An alternative to average wholesale pricing that would lead to better stability and transparency already exists. In the wake of the 2011 HHS investigation, the Centers for Medicare and Medicaid Services developed a pricing method known as the national average drug acquisition cost (NADAC). CMS generates this benchmark through a random, voluntary survey each month of about 2,500 retail pharmacies across the nation, both chain and independently owned. The purpose of determining the national average drug acquisition cost is to give state Medicaid programs accurate information to set their own pricing on prescription drugs, a far better alternative than setting pricing based on the inflated, secretive average wholesale price.
The national average drug acquisition cost provides a specific cost estimate for each prescription medicine based on what pharmacies pay to acquire it. Actual invoice prices are used and do not reflect any off-invoice rebates or discounts.
To measure the potential for cost savings to Medicaid programs, my company, Capital Rx, commissioned a 2021 study with 3 Axis Advisors, a research firm specializing in the drug supply chain. The study estimated a potential annual saving of $937 million.

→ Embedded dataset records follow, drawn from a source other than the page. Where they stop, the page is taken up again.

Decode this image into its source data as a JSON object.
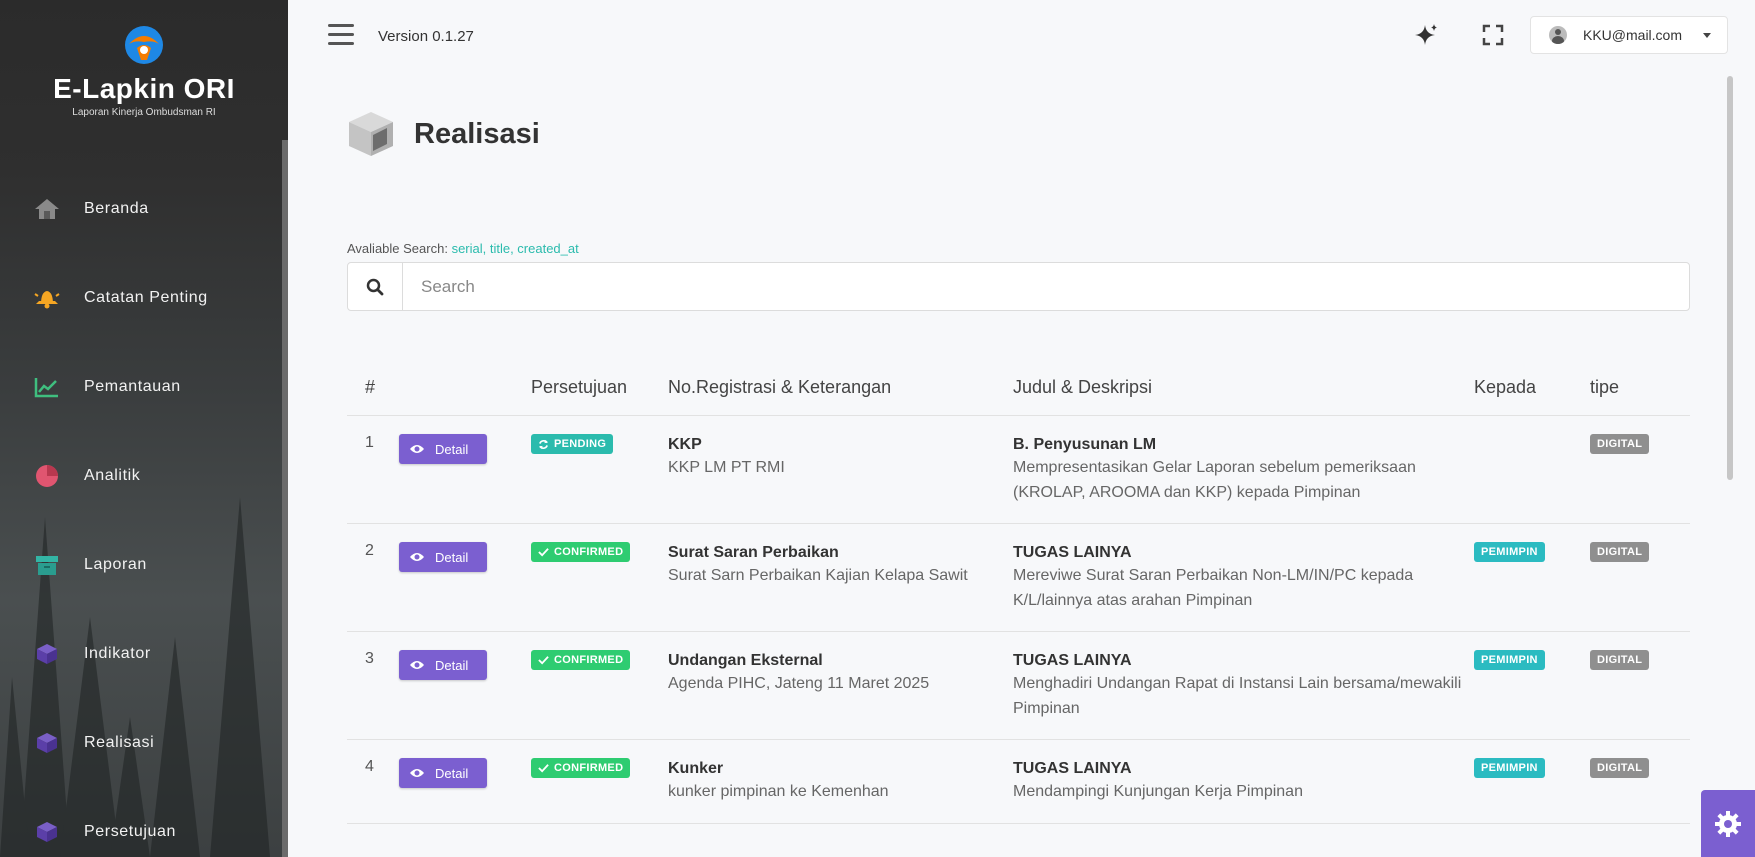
{
  "brand": {
    "title": "E-Lapkin ORI",
    "subtitle": "Laporan Kinerja Ombudsman RI"
  },
  "sidebar": {
    "items": [
      {
        "label": "Beranda",
        "icon": "home-icon"
      },
      {
        "label": "Catatan Penting",
        "icon": "bell-icon"
      },
      {
        "label": "Pemantauan",
        "icon": "line-chart-icon"
      },
      {
        "label": "Analitik",
        "icon": "pie-chart-icon"
      },
      {
        "label": "Laporan",
        "icon": "archive-icon"
      },
      {
        "label": "Indikator",
        "icon": "cube-icon"
      },
      {
        "label": "Realisasi",
        "icon": "cube-icon"
      },
      {
        "label": "Persetujuan",
        "icon": "cube-icon"
      }
    ]
  },
  "topbar": {
    "version": "Version 0.1.27",
    "user_email": "KKU@mail.com"
  },
  "page": {
    "title": "Realisasi"
  },
  "search": {
    "available_label": "Avaliable Search:",
    "available_keys": "serial, title, created_at",
    "placeholder": "Search"
  },
  "table": {
    "headers": {
      "num": "#",
      "approval": "Persetujuan",
      "registration": "No.Registrasi & Keterangan",
      "title": "Judul & Deskripsi",
      "to": "Kepada",
      "type": "tipe"
    },
    "detail_label": "Detail",
    "rows": [
      {
        "num": "1",
        "status": "PENDING",
        "reg_title": "KKP",
        "reg_desc": "KKP LM PT RMI",
        "judul": "B. Penyusunan LM",
        "desc": "Mempresentasikan Gelar Laporan sebelum pemeriksaan (KROLAP, AROOMA dan KKP) kepada Pimpinan",
        "kepada": "",
        "tipe": "DIGITAL"
      },
      {
        "num": "2",
        "status": "CONFIRMED",
        "reg_title": "Surat Saran Perbaikan",
        "reg_desc": "Surat Sarn Perbaikan Kajian Kelapa Sawit",
        "judul": "TUGAS LAINYA",
        "desc": "Mereviwe Surat Saran Perbaikan Non-LM/IN/PC kepada K/L/lainnya atas arahan Pimpinan",
        "kepada": "PEMIMPIN",
        "tipe": "DIGITAL"
      },
      {
        "num": "3",
        "status": "CONFIRMED",
        "reg_title": "Undangan Eksternal",
        "reg_desc": "Agenda PIHC, Jateng 11 Maret 2025",
        "judul": "TUGAS LAINYA",
        "desc": "Menghadiri Undangan Rapat di Instansi Lain bersama/mewakili Pimpinan",
        "kepada": "PEMIMPIN",
        "tipe": "DIGITAL"
      },
      {
        "num": "4",
        "status": "CONFIRMED",
        "reg_title": "Kunker",
        "reg_desc": "kunker pimpinan ke Kemenhan",
        "judul": "TUGAS LAINYA",
        "desc": "Mendampingi Kunjungan Kerja Pimpinan",
        "kepada": "PEMIMPIN",
        "tipe": "DIGITAL"
      }
    ]
  },
  "colors": {
    "accent": "#7b5fd0",
    "teal": "#2bbbad",
    "green": "#2ecc71",
    "gray_badge": "#8f8f8f"
  }
}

Overcoming resistance to change
Despite the potential for saving money by using national average drug acquisition costs, the prescription drug industry continues to resist changes to benchmark drug pricing. Many pharmacy benefit managers, which manage prescription drug benefits for health plans and employers, influence pricing in a way that clouds the actual ingredient cost of the medication, with markups and incentives baked into the price. Average wholesale pricing perpetuates the distance between the true cost of drugs and what purchasers pay for them.
One challenge to greater adoption of the national average drug acquisition cost is getting stronger participation in the monthly CMS pricing survey among all pharmacies contacted. Researchers at Georgetown University argue that a lack of participation by large chain pharmacies, which tend to pay less for drugs from wholesalers, skews the NADAC survey higher. Benchmark pricing for Medicaid programs thus would be lower if survey participation became mandatory.
By generating consistent and transparent pricing data, the national average drug acquisition cost enables the entirety of the health care ecosystem — medical providers, pharmacists, employers, health plans, government agencies, and patients — to have greater visibility into anticipated prescription medication costs. Removing the instability and variability that accompanies the average wholesale price would reduce out-of-pocket costs and ensure greater accessibility to medications for all.
Advancing the national average drug acquisition cost model
I believe that after a decade in use, the national average drug acquisition cost’s time has come as the standard benchmark for establishing the retail price of prescription drugs.
Most state Medicaid programs have switched to NADAC. It has helped states trim costs and ensure that more Medicaid recipients would have access to the medications they need. In fact, legislation in Tennessee, which goes into effect on Jan. 1, 2023, requires PBMs to use a drug pricing methodology that’s not inflated. The national average drug acquisition cost qualifies as one of the methods that can be used.
It’s now time for these discussions to reach Washington. CMS should consider making national average drug acquisition cost reporting a requirement of all retail pharmacies that accept payment from Medicare and Medicaid patients. And Congress should take the significant and necessary action to enforce NADAC pricing as the standard by which drug pricing is set.
These steps aren’t all that’s required to bring prescription drug costs down, but they’ll help establish greater pricing stability and transparency for all Americans, especially those least able to pay for their medications.
Matthew Gibbs is a pharmacist and president of Capital Rx, a pharmacy benefit manager for employers and pharmacy benefit administrator for health plans.